I have a visualization table that is filtering Windows events from Winlogbeat, to show only events with code 4625 "Failed account log on". This dashboard has a default time filter to show only the last 4 h of data. Checking today, I have 2 events logged this morning at 9:49 am and 8:28 am, but if I change time filter from 4h to 24h, the table will not show the two events from this morning and it will only show events from yesterday.
I would expect that 24h time filter will show same events that 4h time filter plus many other events logged yesterday.
I have checked the time filters to make sure it is from yesterday 1:30 pm til today same time, which should include this morning events.
I also tried rounding the date in the time filter. Same results.
If you go to Discover and use a KQL Filter and the 4 Hour and 24 hour time Filter do you see the events that you expect to see?
Which Visualization Are you using can you provide a screen shot of the 4 Hour and 24 Hour?
Also keep in mind Data in Elasticsearch is Store in UTC and Displayed in your local timezone assuming you have not changed any defaults.

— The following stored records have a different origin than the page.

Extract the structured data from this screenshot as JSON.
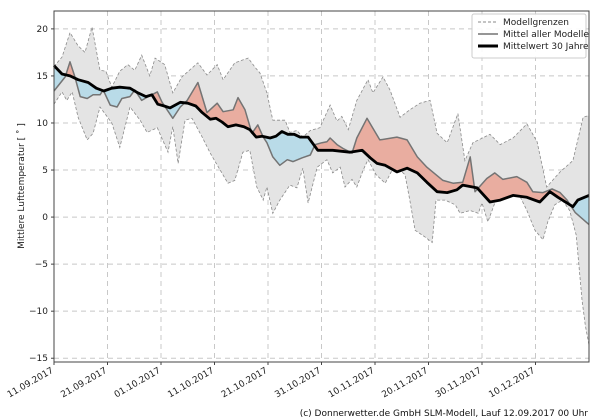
{
  "chart_data": {
    "type": "line",
    "title": "",
    "xlabel": "",
    "ylabel": "Mittlere Lufttemperatur [ ˚ ]",
    "x_unit": "days since 11.09.2017",
    "xlim": [
      0,
      100
    ],
    "ylim": [
      -15.4,
      21.9
    ],
    "grid": true,
    "legend_position": "top-right",
    "x_ticks": [
      {
        "day": 0,
        "label": "11.09.2017"
      },
      {
        "day": 10,
        "label": "21.09.2017"
      },
      {
        "day": 20,
        "label": "01.10.2017"
      },
      {
        "day": 30,
        "label": "11.10.2017"
      },
      {
        "day": 40,
        "label": "21.10.2017"
      },
      {
        "day": 50,
        "label": "31.10.2017"
      },
      {
        "day": 60,
        "label": "10.11.2017"
      },
      {
        "day": 70,
        "label": "20.11.2017"
      },
      {
        "day": 80,
        "label": "30.11.2017"
      },
      {
        "day": 90,
        "label": "10.12.2017"
      }
    ],
    "y_ticks": [
      {
        "value": 20,
        "label": "20"
      },
      {
        "value": 15,
        "label": "15"
      },
      {
        "value": 10,
        "label": "10"
      },
      {
        "value": 5,
        "label": "5"
      },
      {
        "value": 0,
        "label": "0"
      },
      {
        "value": -5,
        "label": "−5"
      },
      {
        "value": -10,
        "label": "−10"
      },
      {
        "value": -15,
        "label": "−15"
      }
    ],
    "legend": [
      "Modellgrenzen",
      "Mittel aller Modelle",
      "Mittelwert 30 Jahre"
    ],
    "colors": {
      "band": "#e4e4e4",
      "band_edge": "#8a8a8a",
      "mean": "#747474",
      "clim": "#000000",
      "above": "#e9ada0",
      "below": "#b9dbe8"
    },
    "series": {
      "upper": [
        [
          0,
          16.0
        ],
        [
          1.5,
          17.0
        ],
        [
          3,
          19.6
        ],
        [
          4.5,
          18.2
        ],
        [
          5.8,
          17.5
        ],
        [
          7.1,
          20.2
        ],
        [
          8.6,
          15.6
        ],
        [
          9.7,
          15.5
        ],
        [
          10.8,
          13.8
        ],
        [
          12.3,
          15.5
        ],
        [
          13.8,
          16.2
        ],
        [
          15.1,
          15.6
        ],
        [
          16.4,
          17.2
        ],
        [
          17.9,
          15.0
        ],
        [
          18.9,
          16.9
        ],
        [
          20.7,
          16.2
        ],
        [
          22.2,
          13.2
        ],
        [
          23.9,
          14.9
        ],
        [
          26.9,
          16.4
        ],
        [
          28.6,
          15.1
        ],
        [
          30.5,
          16.2
        ],
        [
          31.6,
          14.6
        ],
        [
          33.8,
          16.4
        ],
        [
          36.3,
          16.9
        ],
        [
          37.6,
          15.9
        ],
        [
          38.5,
          15.3
        ],
        [
          39.8,
          13.2
        ],
        [
          40.9,
          10.3
        ],
        [
          43.2,
          10.3
        ],
        [
          44.1,
          9.0
        ],
        [
          45.4,
          9.2
        ],
        [
          46.5,
          8.5
        ],
        [
          47.9,
          9.2
        ],
        [
          49.7,
          9.5
        ],
        [
          51.6,
          11.9
        ],
        [
          52.9,
          10.2
        ],
        [
          53.8,
          10.7
        ],
        [
          55.0,
          9.3
        ],
        [
          56.6,
          12.4
        ],
        [
          58.7,
          14.6
        ],
        [
          59.6,
          13.2
        ],
        [
          61.5,
          14.9
        ],
        [
          62.8,
          13.5
        ],
        [
          64.7,
          10.6
        ],
        [
          66.5,
          11.4
        ],
        [
          68.4,
          12.1
        ],
        [
          70.3,
          12.4
        ],
        [
          71.6,
          8.9
        ],
        [
          73.5,
          7.9
        ],
        [
          75.5,
          11.0
        ],
        [
          76.8,
          6.0
        ],
        [
          78.3,
          7.9
        ],
        [
          81.5,
          8.8
        ],
        [
          83.4,
          7.7
        ],
        [
          85.8,
          8.4
        ],
        [
          88.4,
          9.9
        ],
        [
          90.3,
          8.0
        ],
        [
          92.1,
          3.2
        ],
        [
          94.6,
          4.8
        ],
        [
          97.0,
          6.0
        ],
        [
          98.9,
          10.6
        ],
        [
          100,
          10.8
        ]
      ],
      "lower": [
        [
          0,
          12.0
        ],
        [
          1.5,
          13.3
        ],
        [
          2.4,
          12.4
        ],
        [
          3.4,
          13.3
        ],
        [
          4.5,
          10.6
        ],
        [
          6.2,
          8.2
        ],
        [
          7.3,
          8.9
        ],
        [
          8.6,
          11.7
        ],
        [
          10.8,
          10.0
        ],
        [
          12.3,
          7.4
        ],
        [
          14.2,
          11.7
        ],
        [
          16.1,
          10.3
        ],
        [
          17.4,
          9.0
        ],
        [
          19.3,
          9.5
        ],
        [
          21.3,
          6.9
        ],
        [
          22.2,
          9.6
        ],
        [
          23.2,
          5.7
        ],
        [
          24.5,
          10.3
        ],
        [
          25.8,
          10.5
        ],
        [
          27.7,
          8.5
        ],
        [
          29.2,
          6.8
        ],
        [
          32.5,
          3.6
        ],
        [
          33.8,
          3.9
        ],
        [
          35.3,
          6.9
        ],
        [
          36.6,
          7.1
        ],
        [
          37.9,
          3.2
        ],
        [
          39.1,
          1.8
        ],
        [
          39.8,
          3.2
        ],
        [
          40.9,
          0.4
        ],
        [
          42.2,
          1.8
        ],
        [
          44.1,
          3.4
        ],
        [
          45.4,
          3.1
        ],
        [
          46.5,
          5.2
        ],
        [
          47.5,
          1.5
        ],
        [
          49.2,
          5.3
        ],
        [
          51.0,
          6.1
        ],
        [
          52.1,
          4.7
        ],
        [
          53.5,
          5.3
        ],
        [
          54.4,
          3.2
        ],
        [
          55.7,
          4.0
        ],
        [
          56.6,
          3.2
        ],
        [
          57.8,
          5.0
        ],
        [
          58.7,
          6.1
        ],
        [
          60.2,
          4.5
        ],
        [
          61.9,
          3.6
        ],
        [
          63.7,
          5.5
        ],
        [
          65.6,
          4.5
        ],
        [
          66.5,
          1.8
        ],
        [
          67.5,
          -1.4
        ],
        [
          69.3,
          -2.1
        ],
        [
          70.7,
          -2.7
        ],
        [
          71.4,
          1.8
        ],
        [
          73.1,
          1.8
        ],
        [
          75.0,
          1.3
        ],
        [
          75.9,
          0.4
        ],
        [
          77.8,
          0.7
        ],
        [
          79.3,
          0.4
        ],
        [
          80.0,
          1.5
        ],
        [
          81.1,
          -0.5
        ],
        [
          82.4,
          1.5
        ],
        [
          83.4,
          3.7
        ],
        [
          85.2,
          2.8
        ],
        [
          87.1,
          2.2
        ],
        [
          88.4,
          0.7
        ],
        [
          89.9,
          -1.4
        ],
        [
          91.4,
          -2.4
        ],
        [
          92.3,
          -0.5
        ],
        [
          93.6,
          1.3
        ],
        [
          95.0,
          1.8
        ],
        [
          96.4,
          0.7
        ],
        [
          97.6,
          -1.9
        ],
        [
          98.7,
          -8.8
        ],
        [
          99.3,
          -11.5
        ],
        [
          100,
          -13.6
        ]
      ],
      "model_mean": [
        [
          0,
          13.4
        ],
        [
          2.1,
          14.9
        ],
        [
          3,
          16.5
        ],
        [
          3.9,
          14.9
        ],
        [
          4.9,
          12.8
        ],
        [
          6.2,
          12.6
        ],
        [
          7.3,
          13.0
        ],
        [
          8.6,
          13.0
        ],
        [
          9.2,
          13.5
        ],
        [
          10.5,
          11.9
        ],
        [
          11.8,
          11.7
        ],
        [
          12.7,
          12.6
        ],
        [
          14.2,
          12.8
        ],
        [
          15.1,
          13.5
        ],
        [
          16.4,
          12.4
        ],
        [
          17.6,
          12.8
        ],
        [
          19.3,
          13.3
        ],
        [
          20.2,
          12.2
        ],
        [
          22.2,
          10.5
        ],
        [
          23.6,
          11.7
        ],
        [
          24.9,
          12.4
        ],
        [
          26.9,
          14.3
        ],
        [
          28.6,
          11.1
        ],
        [
          30.5,
          12.1
        ],
        [
          31.6,
          11.2
        ],
        [
          33.5,
          11.4
        ],
        [
          34.4,
          12.7
        ],
        [
          35.7,
          11.4
        ],
        [
          37.0,
          8.9
        ],
        [
          38.1,
          9.8
        ],
        [
          39.1,
          8.5
        ],
        [
          39.8,
          7.9
        ],
        [
          40.9,
          6.4
        ],
        [
          42.2,
          5.5
        ],
        [
          43.6,
          6.1
        ],
        [
          44.7,
          5.9
        ],
        [
          46.4,
          6.3
        ],
        [
          47.9,
          6.6
        ],
        [
          48.8,
          7.7
        ],
        [
          50.1,
          7.9
        ],
        [
          51.0,
          8.0
        ],
        [
          51.6,
          8.4
        ],
        [
          52.9,
          7.7
        ],
        [
          54.0,
          7.3
        ],
        [
          55.7,
          6.8
        ],
        [
          56.6,
          8.4
        ],
        [
          58.5,
          10.5
        ],
        [
          60.9,
          8.2
        ],
        [
          64.1,
          8.5
        ],
        [
          66.0,
          8.2
        ],
        [
          67.9,
          6.4
        ],
        [
          69.7,
          5.3
        ],
        [
          72.7,
          3.9
        ],
        [
          74.6,
          3.6
        ],
        [
          76.4,
          3.7
        ],
        [
          77.8,
          6.4
        ],
        [
          78.7,
          2.7
        ],
        [
          80.9,
          4.1
        ],
        [
          82.4,
          4.7
        ],
        [
          83.9,
          4.0
        ],
        [
          86.5,
          4.3
        ],
        [
          88.4,
          3.7
        ],
        [
          89.5,
          2.7
        ],
        [
          91.4,
          2.6
        ],
        [
          93.1,
          3.0
        ],
        [
          94.6,
          2.6
        ],
        [
          95.9,
          1.8
        ],
        [
          97.4,
          0.5
        ],
        [
          100,
          -0.8
        ]
      ],
      "climate_mean_30y": [
        [
          0,
          16.1
        ],
        [
          1.5,
          15.2
        ],
        [
          3,
          15.0
        ],
        [
          4.5,
          14.6
        ],
        [
          6.4,
          14.3
        ],
        [
          7.9,
          13.7
        ],
        [
          9.3,
          13.4
        ],
        [
          10.8,
          13.7
        ],
        [
          12.3,
          13.8
        ],
        [
          14.2,
          13.7
        ],
        [
          15.7,
          13.2
        ],
        [
          17.2,
          12.8
        ],
        [
          18.3,
          13.0
        ],
        [
          19.4,
          12.0
        ],
        [
          20.6,
          11.8
        ],
        [
          21.7,
          11.6
        ],
        [
          23.6,
          12.2
        ],
        [
          25.0,
          12.1
        ],
        [
          26.5,
          11.8
        ],
        [
          27.7,
          11.1
        ],
        [
          29.2,
          10.4
        ],
        [
          30.3,
          10.5
        ],
        [
          31.4,
          10.1
        ],
        [
          32.5,
          9.6
        ],
        [
          34.0,
          9.8
        ],
        [
          35.5,
          9.6
        ],
        [
          36.6,
          9.3
        ],
        [
          37.8,
          8.5
        ],
        [
          38.9,
          8.6
        ],
        [
          40.4,
          8.4
        ],
        [
          41.5,
          8.6
        ],
        [
          42.6,
          9.1
        ],
        [
          43.7,
          8.8
        ],
        [
          44.9,
          8.8
        ],
        [
          46.0,
          8.5
        ],
        [
          47.5,
          8.5
        ],
        [
          49.3,
          7.1
        ],
        [
          52.1,
          7.1
        ],
        [
          55.3,
          6.9
        ],
        [
          57.6,
          7.1
        ],
        [
          59.1,
          6.3
        ],
        [
          60.4,
          5.7
        ],
        [
          61.9,
          5.5
        ],
        [
          64.1,
          4.8
        ],
        [
          66.0,
          5.2
        ],
        [
          67.9,
          4.7
        ],
        [
          69.7,
          3.7
        ],
        [
          71.6,
          2.7
        ],
        [
          73.5,
          2.6
        ],
        [
          75.3,
          2.9
        ],
        [
          76.4,
          3.4
        ],
        [
          79.1,
          3.1
        ],
        [
          81.5,
          1.6
        ],
        [
          83.4,
          1.8
        ],
        [
          85.8,
          2.3
        ],
        [
          88.4,
          2.1
        ],
        [
          90.8,
          1.6
        ],
        [
          92.7,
          2.7
        ],
        [
          94.2,
          2.1
        ],
        [
          97.0,
          1.1
        ],
        [
          97.9,
          1.8
        ],
        [
          100,
          2.3
        ]
      ]
    }
  },
  "credit": "(c) Donnerwetter.de GmbH SLM-Modell, Lauf 12.09.2017 00 Uhr"
}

Also just to be extra Clear 24 hours should be previous 24 hours but if you to Today that is from from 12:00 AM to 15:59:59 PM of the current day, that can sometimes trip people up.
Thank you for attending my request. Tested a KQL filter in Discover for the last 8h:
event.code : 4625
The above filter shows me the desired events from this morning. Before using time filter 4h, now it is 8h.
After changed the time filter to 24h, I still can see the same events from this morning plus many from yesterday. We're still in Discover app. So time filter seems to be working fine here.
Went to the visualization (table). Please see screenshots below, showing both time filters. Please note how events from today May 07, disappear when change time filter to 24h, then shows only events from yesterday May 06.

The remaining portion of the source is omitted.